I count at least twenty-seven moving parts, but It's hard to keep track since they melt into one another. I try gauging how thick the metal is by knocking on the door.
*knock knock*
"Ill'th aarak. Lare, tha'm comuroz."
What? Muffled from beyond the door, the unmistakable sound of the dwarvish language speaks. Well, what I believe is the unmistakable sound of the dwarvish language. I've actually never heard it.
The gears start whirling and clicking, sounding like a giant bomb. The entire thing swings open and reveals a four-foot figure, completely naked except for a pair of shorts and a single shoe.
"Yir da gilthok ath othok, e garnt Elger e fell Dwed?"

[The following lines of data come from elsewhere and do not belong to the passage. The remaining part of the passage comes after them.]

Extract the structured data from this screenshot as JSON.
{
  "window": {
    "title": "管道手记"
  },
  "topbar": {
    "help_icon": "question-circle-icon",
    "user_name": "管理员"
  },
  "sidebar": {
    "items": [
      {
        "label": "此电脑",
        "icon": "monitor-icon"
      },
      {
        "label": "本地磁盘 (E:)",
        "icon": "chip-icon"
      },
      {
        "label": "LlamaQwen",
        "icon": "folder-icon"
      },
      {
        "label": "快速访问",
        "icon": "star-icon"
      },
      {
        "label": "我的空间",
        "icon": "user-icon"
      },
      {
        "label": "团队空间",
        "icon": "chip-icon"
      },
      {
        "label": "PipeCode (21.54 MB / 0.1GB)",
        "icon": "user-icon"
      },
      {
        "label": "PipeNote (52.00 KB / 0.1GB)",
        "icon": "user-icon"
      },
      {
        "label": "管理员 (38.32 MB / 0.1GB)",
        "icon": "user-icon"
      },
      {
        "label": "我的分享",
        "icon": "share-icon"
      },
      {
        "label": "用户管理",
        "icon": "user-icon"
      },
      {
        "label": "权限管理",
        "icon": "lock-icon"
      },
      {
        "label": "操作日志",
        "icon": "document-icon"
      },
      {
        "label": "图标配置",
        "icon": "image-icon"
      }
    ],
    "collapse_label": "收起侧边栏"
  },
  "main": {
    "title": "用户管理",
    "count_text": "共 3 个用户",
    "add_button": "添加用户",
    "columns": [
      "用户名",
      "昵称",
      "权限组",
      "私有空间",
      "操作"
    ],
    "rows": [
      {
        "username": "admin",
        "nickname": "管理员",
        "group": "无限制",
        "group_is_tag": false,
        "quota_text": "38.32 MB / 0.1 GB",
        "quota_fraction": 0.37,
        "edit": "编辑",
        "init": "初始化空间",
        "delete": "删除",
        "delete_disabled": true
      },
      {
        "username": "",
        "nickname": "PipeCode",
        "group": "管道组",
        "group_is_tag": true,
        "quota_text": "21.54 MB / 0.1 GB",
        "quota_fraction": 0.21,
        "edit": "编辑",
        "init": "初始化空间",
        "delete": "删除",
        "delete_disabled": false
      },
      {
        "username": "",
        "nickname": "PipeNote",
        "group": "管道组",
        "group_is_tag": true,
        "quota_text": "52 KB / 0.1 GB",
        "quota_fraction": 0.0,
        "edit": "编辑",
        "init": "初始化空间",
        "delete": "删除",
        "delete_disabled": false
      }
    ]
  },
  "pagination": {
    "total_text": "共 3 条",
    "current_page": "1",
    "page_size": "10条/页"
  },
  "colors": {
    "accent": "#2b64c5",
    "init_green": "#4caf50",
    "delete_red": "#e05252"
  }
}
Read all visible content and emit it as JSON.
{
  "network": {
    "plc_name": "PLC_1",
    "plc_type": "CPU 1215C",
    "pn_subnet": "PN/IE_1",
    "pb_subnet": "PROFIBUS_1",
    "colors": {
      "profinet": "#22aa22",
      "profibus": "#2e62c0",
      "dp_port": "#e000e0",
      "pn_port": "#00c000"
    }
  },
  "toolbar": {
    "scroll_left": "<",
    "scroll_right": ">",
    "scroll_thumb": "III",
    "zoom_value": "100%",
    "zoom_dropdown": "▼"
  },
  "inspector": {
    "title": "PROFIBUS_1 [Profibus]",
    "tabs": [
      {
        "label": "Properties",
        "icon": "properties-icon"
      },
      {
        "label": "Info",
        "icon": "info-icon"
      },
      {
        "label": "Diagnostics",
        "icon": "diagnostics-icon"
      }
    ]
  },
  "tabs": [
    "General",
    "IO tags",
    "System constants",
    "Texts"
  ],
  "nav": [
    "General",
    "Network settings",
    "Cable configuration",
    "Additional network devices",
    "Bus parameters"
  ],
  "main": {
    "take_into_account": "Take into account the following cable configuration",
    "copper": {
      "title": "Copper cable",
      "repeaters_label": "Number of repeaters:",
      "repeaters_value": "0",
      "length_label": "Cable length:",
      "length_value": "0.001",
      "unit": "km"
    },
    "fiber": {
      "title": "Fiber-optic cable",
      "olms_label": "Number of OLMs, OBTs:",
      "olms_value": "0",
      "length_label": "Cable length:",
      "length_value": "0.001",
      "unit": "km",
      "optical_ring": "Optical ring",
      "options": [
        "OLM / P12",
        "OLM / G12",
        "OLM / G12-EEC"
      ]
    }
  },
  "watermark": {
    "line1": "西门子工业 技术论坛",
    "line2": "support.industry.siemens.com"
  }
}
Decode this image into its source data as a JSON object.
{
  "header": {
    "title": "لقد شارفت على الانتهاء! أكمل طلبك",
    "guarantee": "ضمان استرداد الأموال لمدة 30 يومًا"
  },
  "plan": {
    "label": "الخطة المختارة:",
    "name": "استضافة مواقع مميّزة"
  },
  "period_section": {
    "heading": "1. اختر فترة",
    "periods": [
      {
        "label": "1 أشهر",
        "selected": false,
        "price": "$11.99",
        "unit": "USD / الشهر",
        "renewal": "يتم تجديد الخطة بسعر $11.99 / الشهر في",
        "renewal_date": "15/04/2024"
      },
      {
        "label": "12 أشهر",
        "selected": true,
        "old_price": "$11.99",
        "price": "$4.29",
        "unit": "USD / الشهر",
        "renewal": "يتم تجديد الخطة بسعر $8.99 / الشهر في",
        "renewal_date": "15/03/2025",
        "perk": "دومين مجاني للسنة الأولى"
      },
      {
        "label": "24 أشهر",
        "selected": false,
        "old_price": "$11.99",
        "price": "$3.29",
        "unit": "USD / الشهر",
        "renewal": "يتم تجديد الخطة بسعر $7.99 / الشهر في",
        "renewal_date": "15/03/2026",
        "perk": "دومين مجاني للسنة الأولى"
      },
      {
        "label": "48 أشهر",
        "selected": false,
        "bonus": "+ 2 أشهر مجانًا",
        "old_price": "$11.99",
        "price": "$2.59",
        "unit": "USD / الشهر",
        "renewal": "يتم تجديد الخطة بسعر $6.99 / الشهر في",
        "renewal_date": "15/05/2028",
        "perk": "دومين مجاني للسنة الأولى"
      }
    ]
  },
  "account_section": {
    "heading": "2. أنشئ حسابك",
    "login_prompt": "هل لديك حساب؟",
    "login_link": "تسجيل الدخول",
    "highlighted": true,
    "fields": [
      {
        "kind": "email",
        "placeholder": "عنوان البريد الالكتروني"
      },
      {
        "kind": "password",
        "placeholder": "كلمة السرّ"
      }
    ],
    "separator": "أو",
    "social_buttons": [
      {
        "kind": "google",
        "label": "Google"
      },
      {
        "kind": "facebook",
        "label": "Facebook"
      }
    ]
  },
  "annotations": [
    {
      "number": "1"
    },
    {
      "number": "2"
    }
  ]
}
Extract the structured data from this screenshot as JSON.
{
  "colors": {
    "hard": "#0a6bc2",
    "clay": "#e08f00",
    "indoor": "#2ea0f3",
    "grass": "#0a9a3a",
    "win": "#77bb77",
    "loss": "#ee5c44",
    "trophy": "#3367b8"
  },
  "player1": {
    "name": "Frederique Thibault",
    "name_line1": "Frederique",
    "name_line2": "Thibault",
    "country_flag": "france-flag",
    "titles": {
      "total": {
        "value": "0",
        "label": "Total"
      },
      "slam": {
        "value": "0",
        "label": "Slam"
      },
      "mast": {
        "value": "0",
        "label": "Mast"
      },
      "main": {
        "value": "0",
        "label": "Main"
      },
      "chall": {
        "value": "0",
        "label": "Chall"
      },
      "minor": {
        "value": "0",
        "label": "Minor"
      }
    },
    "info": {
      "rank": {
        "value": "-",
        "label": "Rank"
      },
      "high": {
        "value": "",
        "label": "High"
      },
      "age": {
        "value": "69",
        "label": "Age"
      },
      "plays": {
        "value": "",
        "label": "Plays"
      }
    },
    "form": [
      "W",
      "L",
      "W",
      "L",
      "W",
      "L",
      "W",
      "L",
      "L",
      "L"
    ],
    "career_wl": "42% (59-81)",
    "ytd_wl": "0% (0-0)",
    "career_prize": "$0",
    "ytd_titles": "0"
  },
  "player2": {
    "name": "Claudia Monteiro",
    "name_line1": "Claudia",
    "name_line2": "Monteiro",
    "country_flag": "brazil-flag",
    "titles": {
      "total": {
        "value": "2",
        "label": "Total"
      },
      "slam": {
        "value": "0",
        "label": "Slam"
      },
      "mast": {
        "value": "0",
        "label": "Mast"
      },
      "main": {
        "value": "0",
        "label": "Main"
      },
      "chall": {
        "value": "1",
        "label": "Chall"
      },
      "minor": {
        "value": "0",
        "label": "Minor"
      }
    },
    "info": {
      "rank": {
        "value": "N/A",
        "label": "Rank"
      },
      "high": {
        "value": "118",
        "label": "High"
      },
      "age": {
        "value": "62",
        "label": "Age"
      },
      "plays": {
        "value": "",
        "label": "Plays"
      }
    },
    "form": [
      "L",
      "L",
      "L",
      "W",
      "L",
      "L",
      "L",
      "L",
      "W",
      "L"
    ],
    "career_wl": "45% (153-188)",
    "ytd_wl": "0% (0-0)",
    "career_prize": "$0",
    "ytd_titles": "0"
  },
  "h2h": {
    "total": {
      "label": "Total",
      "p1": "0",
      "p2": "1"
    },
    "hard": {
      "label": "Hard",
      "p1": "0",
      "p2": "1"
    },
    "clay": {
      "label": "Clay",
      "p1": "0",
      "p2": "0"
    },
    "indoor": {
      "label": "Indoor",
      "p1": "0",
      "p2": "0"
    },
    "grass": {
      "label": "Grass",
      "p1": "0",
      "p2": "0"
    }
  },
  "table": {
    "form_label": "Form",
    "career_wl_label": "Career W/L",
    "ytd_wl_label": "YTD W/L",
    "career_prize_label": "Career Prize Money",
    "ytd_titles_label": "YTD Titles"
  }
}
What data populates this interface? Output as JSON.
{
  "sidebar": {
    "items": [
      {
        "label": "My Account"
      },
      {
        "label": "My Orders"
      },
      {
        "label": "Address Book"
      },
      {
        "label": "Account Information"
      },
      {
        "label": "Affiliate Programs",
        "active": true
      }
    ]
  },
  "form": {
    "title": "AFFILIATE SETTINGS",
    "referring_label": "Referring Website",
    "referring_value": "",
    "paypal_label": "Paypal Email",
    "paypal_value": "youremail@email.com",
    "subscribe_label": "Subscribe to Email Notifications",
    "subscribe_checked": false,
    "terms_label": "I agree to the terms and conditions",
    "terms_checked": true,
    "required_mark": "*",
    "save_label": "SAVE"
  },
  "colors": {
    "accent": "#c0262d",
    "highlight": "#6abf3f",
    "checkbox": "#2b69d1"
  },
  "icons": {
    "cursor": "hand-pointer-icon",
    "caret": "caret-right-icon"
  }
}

I'm pretty sure he asked me if I was a fat elf or a tall dwarf, but he's talking too fast for me to translate what he's saying in real-time. I try my best and butcher the language of the dwarves and tell him that I can't really speak his language.
."So laddy, I gotta use the simplified script, eh? Can't be using the royal dialect in front of outsiders now, can I?"
"I have so many questions."
"Good for you, too bad that I have some as well. What are you? What are you doing here, and why are you wearing my shoe?"
"I'm-"
"How'd you pass all those traps? Through the front door?"
"..."
"...well, boy?"
"You don't look like Vanderblitz."
The dwarf in front of me is fatter than the statue. There aren't any fancy metal beads in his unkempt beard. His face is fucked up, his nose bent, eyebrows crooked, and balding.
No fancy armor, just some shorts with holes in them and a single boot. The dwarf is apprehensively using the door as a shield.
"Eh? Of course, I don't look like Vanderblitz. I'm not him! But serious lad, what are you? I've never seen your kind before."
"I'm a human, native of a different planet, the one where your planet shattered and integrated with."
"..."
"This temple isn't even in the sliver of the world protected by a pocket dimension but only appeared before me because I've consumed a cactus from a shamans ritual."
"... a lot has happened, hasn't it? Well, fuck off. I'm not interested in history lessons."
He tries to slam the door shut, but I dive into the room before he can lock me out.